His ancestors originated in Uttar Pradesh’s Badarka village in the Unnao district. Jagrani Devi, Sitaram Tiwari’s wife, wanted her son to become a brilliant scholar of Sanskrit, so she sent him to Kashi Vidyapeeth in Benares to study.
He joined the Non-Cooperation Movement in 1921, when it was at its height, when he was just a 15-year-old student. As a result, he was detained on December 20.
When he was brought before the magistrate, Justice M.P. Khareghat, he was given the name “Azad,” his father’s name was “Swatantra,” and his place of residence was “Jail.” He received 15 lashes as punishment.
Ram Prasad Bismil founded the Hindustan Socialist Republic Association (HSRA) in 1928, and Chandrashekhar Azad joined and actively participated in it. He also began to raise money for HSRA. He promoted armed resistance as a strategy for removing the British from power.

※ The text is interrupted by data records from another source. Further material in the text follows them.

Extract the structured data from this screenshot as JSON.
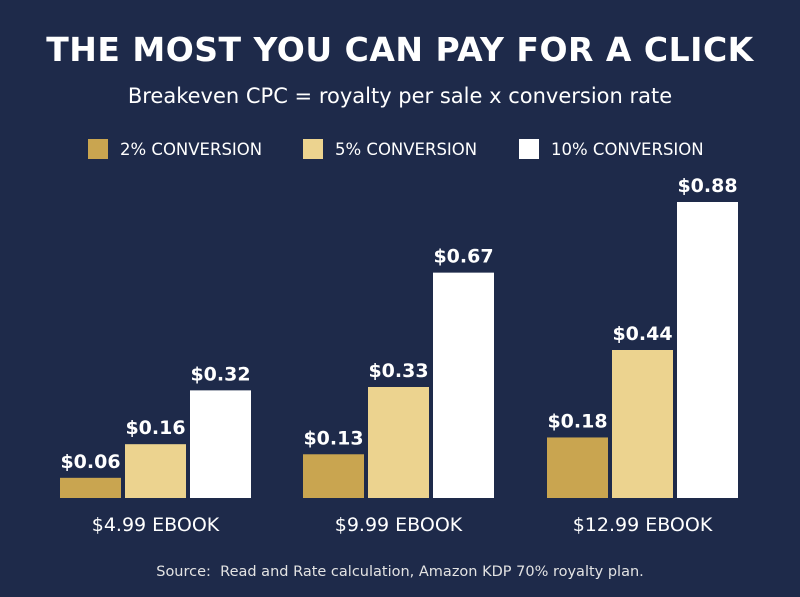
{
  "title": "THE MOST YOU CAN PAY FOR A CLICK",
  "subtitle": "Breakeven CPC = royalty per sale x conversion rate",
  "source": "Source:  Read and Rate calculation, Amazon KDP 70% royalty plan.",
  "colors": {
    "background": "#1e2a4a",
    "series": [
      "#c9a550",
      "#ecd38f",
      "#ffffff"
    ]
  },
  "chart_data": {
    "type": "bar",
    "title": "THE MOST YOU CAN PAY FOR A CLICK",
    "subtitle": "Breakeven CPC = royalty per sale x conversion rate",
    "categories": [
      "$4.99 EBOOK",
      "$9.99 EBOOK",
      "$12.99 EBOOK"
    ],
    "series": [
      {
        "name": "2% CONVERSION",
        "values": [
          0.06,
          0.13,
          0.18
        ],
        "labels": [
          "$0.06",
          "$0.13",
          "$0.18"
        ]
      },
      {
        "name": "5% CONVERSION",
        "values": [
          0.16,
          0.33,
          0.44
        ],
        "labels": [
          "$0.16",
          "$0.33",
          "$0.44"
        ]
      },
      {
        "name": "10% CONVERSION",
        "values": [
          0.32,
          0.67,
          0.88
        ],
        "labels": [
          "$0.32",
          "$0.67",
          "$0.88"
        ]
      }
    ],
    "xlabel": "",
    "ylabel": "",
    "ylim": [
      0,
      0.88
    ],
    "grid": false,
    "legend": "top"
  }
}
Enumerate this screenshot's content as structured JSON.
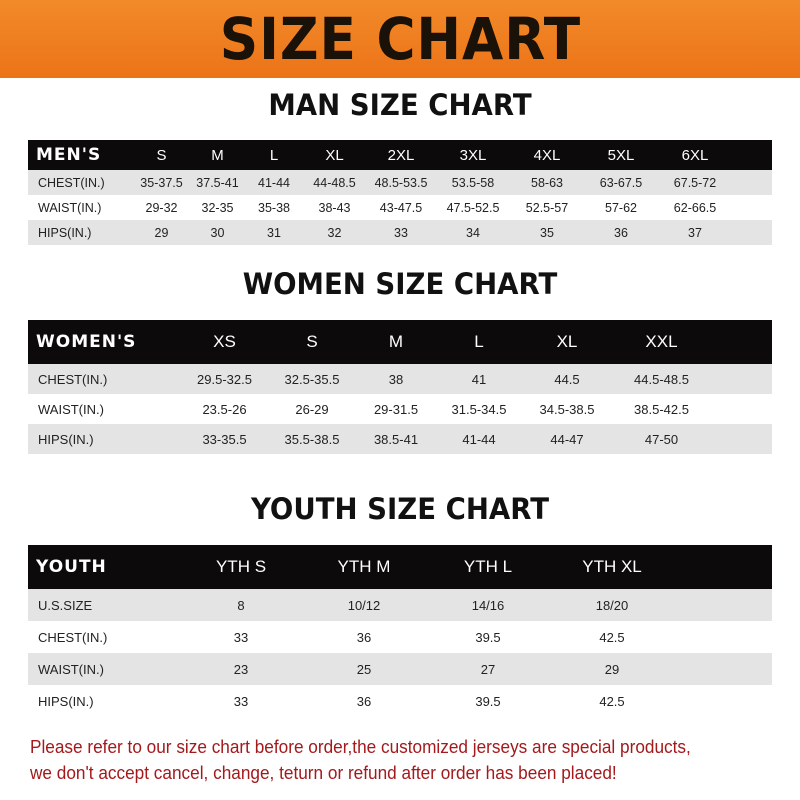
{
  "banner": {
    "title": "SIZE CHART",
    "color": "#ee7b1f"
  },
  "men": {
    "title": "MAN SIZE CHART",
    "header": "MEN'S",
    "sizes": [
      "S",
      "M",
      "L",
      "XL",
      "2XL",
      "3XL",
      "4XL",
      "5XL",
      "6XL"
    ],
    "rows": [
      {
        "label": "CHEST(IN.)",
        "values": [
          "35-37.5",
          "37.5-41",
          "41-44",
          "44-48.5",
          "48.5-53.5",
          "53.5-58",
          "58-63",
          "63-67.5",
          "67.5-72"
        ]
      },
      {
        "label": "WAIST(IN.)",
        "values": [
          "29-32",
          "32-35",
          "35-38",
          "38-43",
          "43-47.5",
          "47.5-52.5",
          "52.5-57",
          "57-62",
          "62-66.5"
        ]
      },
      {
        "label": "HIPS(IN.)",
        "values": [
          "29",
          "30",
          "31",
          "32",
          "33",
          "34",
          "35",
          "36",
          "37"
        ]
      }
    ]
  },
  "women": {
    "title": "WOMEN SIZE CHART",
    "header": "WOMEN'S",
    "sizes": [
      "XS",
      "S",
      "M",
      "L",
      "XL",
      "XXL"
    ],
    "rows": [
      {
        "label": "CHEST(IN.)",
        "values": [
          "29.5-32.5",
          "32.5-35.5",
          "38",
          "41",
          "44.5",
          "44.5-48.5"
        ]
      },
      {
        "label": "WAIST(IN.)",
        "values": [
          "23.5-26",
          "26-29",
          "29-31.5",
          "31.5-34.5",
          "34.5-38.5",
          "38.5-42.5"
        ]
      },
      {
        "label": "HIPS(IN.)",
        "values": [
          "33-35.5",
          "35.5-38.5",
          "38.5-41",
          "41-44",
          "44-47",
          "47-50"
        ]
      }
    ]
  },
  "youth": {
    "title": "YOUTH SIZE CHART",
    "header": "YOUTH",
    "sizes": [
      "YTH S",
      "YTH M",
      "YTH L",
      "YTH XL"
    ],
    "rows": [
      {
        "label": "U.S.SIZE",
        "values": [
          "8",
          "10/12",
          "14/16",
          "18/20"
        ]
      },
      {
        "label": "CHEST(IN.)",
        "values": [
          "33",
          "36",
          "39.5",
          "42.5"
        ]
      },
      {
        "label": "WAIST(IN.)",
        "values": [
          "23",
          "25",
          "27",
          "29"
        ]
      },
      {
        "label": "HIPS(IN.)",
        "values": [
          "33",
          "36",
          "39.5",
          "42.5"
        ]
      }
    ]
  },
  "notice": {
    "line1": "Please refer to our size chart before order,the customized jerseys are special products,",
    "line2": "we don't accept cancel, change, teturn or refund after order has been placed!",
    "color": "#a3191c"
  }
}
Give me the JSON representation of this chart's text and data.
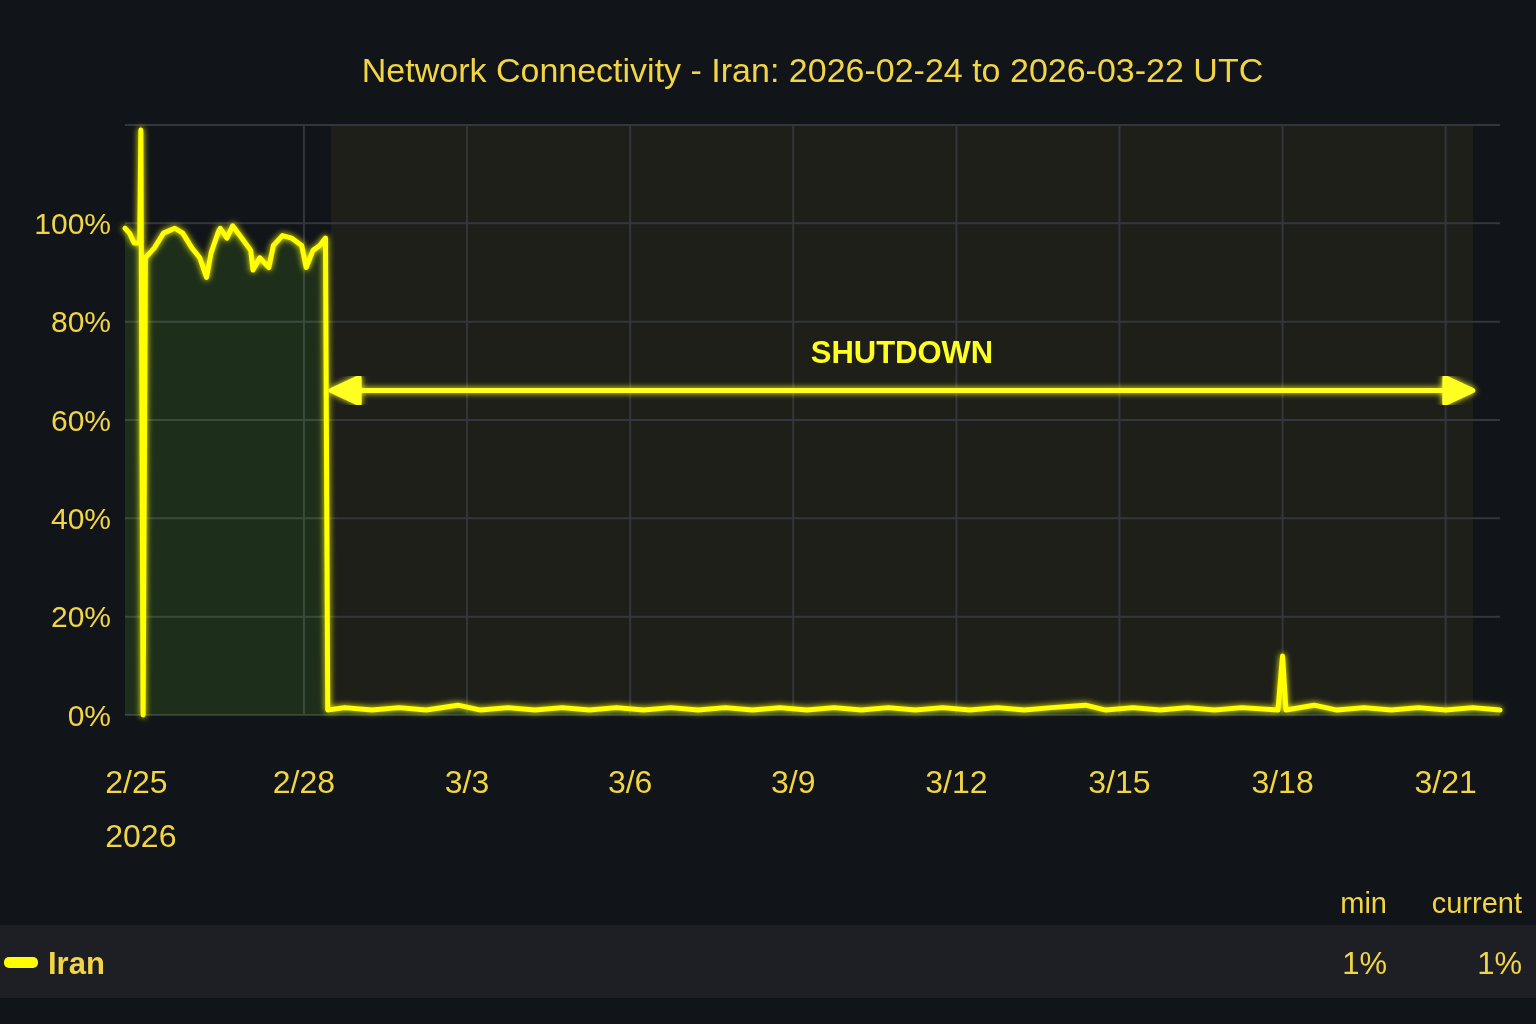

On August 9, 1925, he participated in the Kakori Train Robbery in Lukhnow, which was carried out to raise money for the HSRA and other revolutionary endeavours. This increased British efforts to apprehend Azad and HSRA by bringing them into the public eye.
In order to avenge the death of Lala Lajpat Rai, he took part in the shooting of John P. Saunders in Lahore in 1928. In 1929, he again made an attempt to detonate a bomb on the Viceroy of India’s train.
For a while, Azad utilised Jhansi as the centre of his organisation. He educated other members of his group in shooting techniques while practising in the forest of Orchcha, which is 15 miles from Jhansi.